Se habían ido la ambulancia y la policía, la gente desfilaba y Sarnita fue a sentarse con parsimonia bajo el almendro, abrazado a sus rodillas y con aire pensativo. Amén y José Mari intentaron congraciarse con él, reanimarle clavando por sorpresa el dedo-pistola en su espalda y diciendo ¡manos!, pero él ni pestañeó. Marchaos, dijo, largo, si no queréis escucharme, y allí se quedó, acurrucado bajo el almendro florido, no hubo forma de sacarlo.
Nunca hubo ningún almendro en flor en aquel solar inmundo, gruñó la monja con una mueca persistente y resentida: nunca, que yo sepa. Le ocurría al celador, explicó, algo así como si hubiese llovido mucho en su memoria y sufriera corrimientos de tierra: este famoso almendro que cobijó tu infancia desamparada sería de la comarca del Penedés, pero tu memoria siempre atrafagada lo ha trasplantado, y lo mismo haces con las personas y con lo que dicen. Hay más desorden en tu cabezota que en este almacén, que ya es decir.
– No se enfade conmigo, Hermana.
Casi tres semanas tardó Sor Paulina en hacer las paces con él, obligada no tanto por la mansedumbre de la edad o la fuerza de la costumbre como por imperativos de la curiosidad, por saber si ya cumplió el encargo de entregar las maletas y qué pasó, cómo es el piso, quién le abrió la puerta, ¿la misma asistenta que vino con las huérfanas? La misma, pero mucho más dispuesta a contar cosas; que le hizo pasar al recibidor, pero que no dejara allí las maletas, le dijo por favor sígame, las abriré en el dormitorio de los niños, perdone la molestia.
– Para servirla, señora. Qué piso tan grande.
– Por aquí, tenga cuidado, todo está un poco revuelto.
Con una maleta en cada mano el celador sorteaba los cestos de la mudanza, siguiéndola por el pasillo de techo y paredes artesonadas, todavía con alguna cornucopia, dos espadas cruzadas, un busto de mármol y varias antiguallas, pero sin cuadros ni armaduras, sin aquel sordo fragor de batalla. La mujer iba con las mangas arremangadas y el negro sombrerito puesto, como un familiar que está de visita y aprovecha para ayudar un poco en las tareas del hogar, dispuesta a irse en seguida.
– Ya estamos terminando. Venga, por aquí -pasaron por delante de la salita, donde tres muchachas envolvían la vajilla en hojas de diario, llegaron a la puerta ya no forrada de terciopelo color vino, entraron-. Todo lo tenía muy ordenado, pobre Pilar. Pase, póngalas aquí en la litera, la de abajo.
– ¿Éste era el cuarto de los niños? Qué bonito, ¿verdad, señora?

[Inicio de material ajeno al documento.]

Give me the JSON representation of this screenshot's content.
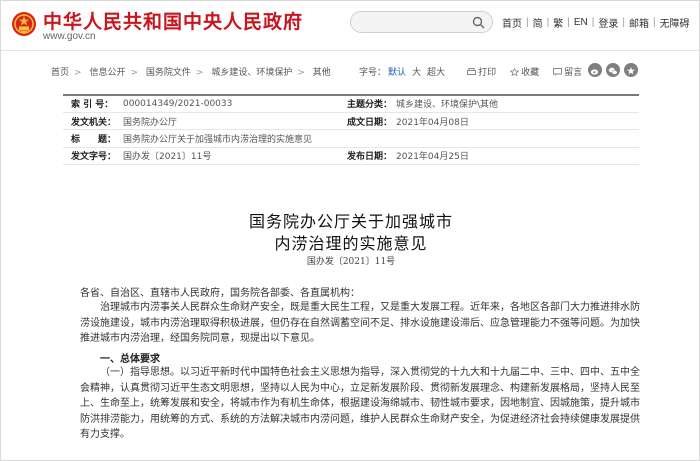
{
  "header": {
    "site_title": "中华人民共和国中央人民政府",
    "site_url": "www.gov.cn",
    "links": [
      "首页",
      "简",
      "繁",
      "EN",
      "登录",
      "邮箱",
      "无障碍"
    ],
    "colors": {
      "brand": "#c9151e"
    }
  },
  "breadcrumb": {
    "items": [
      "首页",
      "信息公开",
      "国务院文件",
      "城乡建设、环境保护",
      "其他"
    ],
    "font_label": "字号：",
    "font_default": "默认",
    "font_large": "大",
    "font_super": "超大",
    "print": "打印",
    "favorite": "收藏",
    "leave_msg": "留言"
  },
  "info": {
    "index_label": "索 引 号：",
    "index_value": "000014349/2021-00033",
    "category_label": "主题分类：",
    "category_value": "城乡建设、环境保护\\其他",
    "issuer_label": "发文机关：",
    "issuer_value": "国务院办公厅",
    "written_label": "成文日期：",
    "written_value": "2021年04月08日",
    "title_label": "标　　题：",
    "title_value": "国务院办公厅关于加强城市内涝治理的实施意见",
    "docno_label": "发文字号：",
    "docno_value": "国办发〔2021〕11号",
    "publish_label": "发布日期：",
    "publish_value": "2021年04月25日"
  },
  "document": {
    "title_line1": "国务院办公厅关于加强城市",
    "title_line2": "内涝治理的实施意见",
    "number": "国办发〔2021〕11号",
    "salutation": "各省、自治区、直辖市人民政府，国务院各部委、各直属机构：",
    "para1": "治理城市内涝事关人民群众生命财产安全，既是重大民生工程，又是重大发展工程。近年来，各地区各部门大力推进排水防涝设施建设，城市内涝治理取得积极进展，但仍存在自然调蓄空间不足、排水设施建设滞后、应急管理能力不强等问题。为加快推进城市内涝治理，经国务院同意，现提出以下意见。",
    "section1": "一、总体要求",
    "para2": "（一）指导思想。以习近平新时代中国特色社会主义思想为指导，深入贯彻党的十九大和十九届二中、三中、四中、五中全会精神，认真贯彻习近平生态文明思想，坚持以人民为中心，立足新发展阶段、贯彻新发展理念、构建新发展格局，坚持人民至上、生命至上，统筹发展和安全，将城市作为有机生命体，根据建设海绵城市、韧性城市要求，因地制宜、因城施策，提升城市防洪排涝能力，用统筹的方式、系统的方法解决城市内涝问题，维护人民群众生命财产安全，为促进经济社会持续健康发展提供有力支撑。"
  }
}
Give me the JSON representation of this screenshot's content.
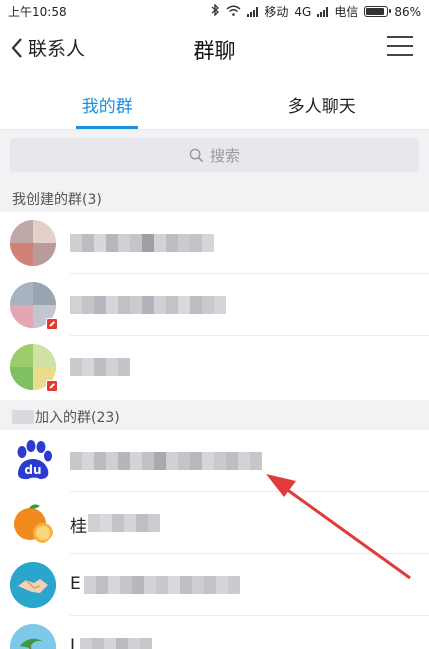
{
  "status_bar": {
    "time": "上午10:58",
    "carrier1": "移动",
    "network": "4G",
    "carrier2": "电信",
    "battery": "86%",
    "battery_level": 0.86
  },
  "nav": {
    "back_label": "联系人",
    "title": "群聊"
  },
  "tabs": [
    {
      "label": "我的群",
      "active": true
    },
    {
      "label": "多人聊天",
      "active": false
    }
  ],
  "search": {
    "placeholder": "搜索"
  },
  "sections": {
    "created": "我创建的群(3)",
    "joined": "加入的群(23)"
  },
  "rows_visible_text": {
    "orange_prefix": "桂",
    "handshake_prefix": "E",
    "last_prefix": "I"
  },
  "colors": {
    "accent": "#1a8fe0",
    "background_section": "#f2f2f4",
    "arrow": "#e03a3a",
    "no_disturb_badge": "#e23a2f"
  },
  "icons": [
    "back-chevron-icon",
    "menu-icon",
    "search-icon",
    "bluetooth-icon",
    "wifi-icon",
    "signal-icon",
    "battery-icon",
    "no-disturb-icon",
    "annotation-arrow-icon"
  ]
}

Empapelado con caballitos blancos empenachados, rosados elefantes en equilibrio sobre pelotas multicolores, jirafas, ositos, payasos y palomas, el mundo de la inocencia cubriendo de arriba abajo unas paredes que habían visto cuánta humillación, cuánta ignominia. Colgaba del techo la lámpara de cristal abriéndose en docenas de cuellos de cisne, pero ni rastro de las cortinas, del biombo con los querubines, de la gran alfombra cuyo dibujo reproducía un cuadro famoso ni de la cama con la colcha roja. En el ambiente flotaba un desasosiego, las alas de la muerte. Ahora, el recuerdo triste de las personas que un día se afanaron en esta habitación se mezclaba con el de los niños ahogados en el mar.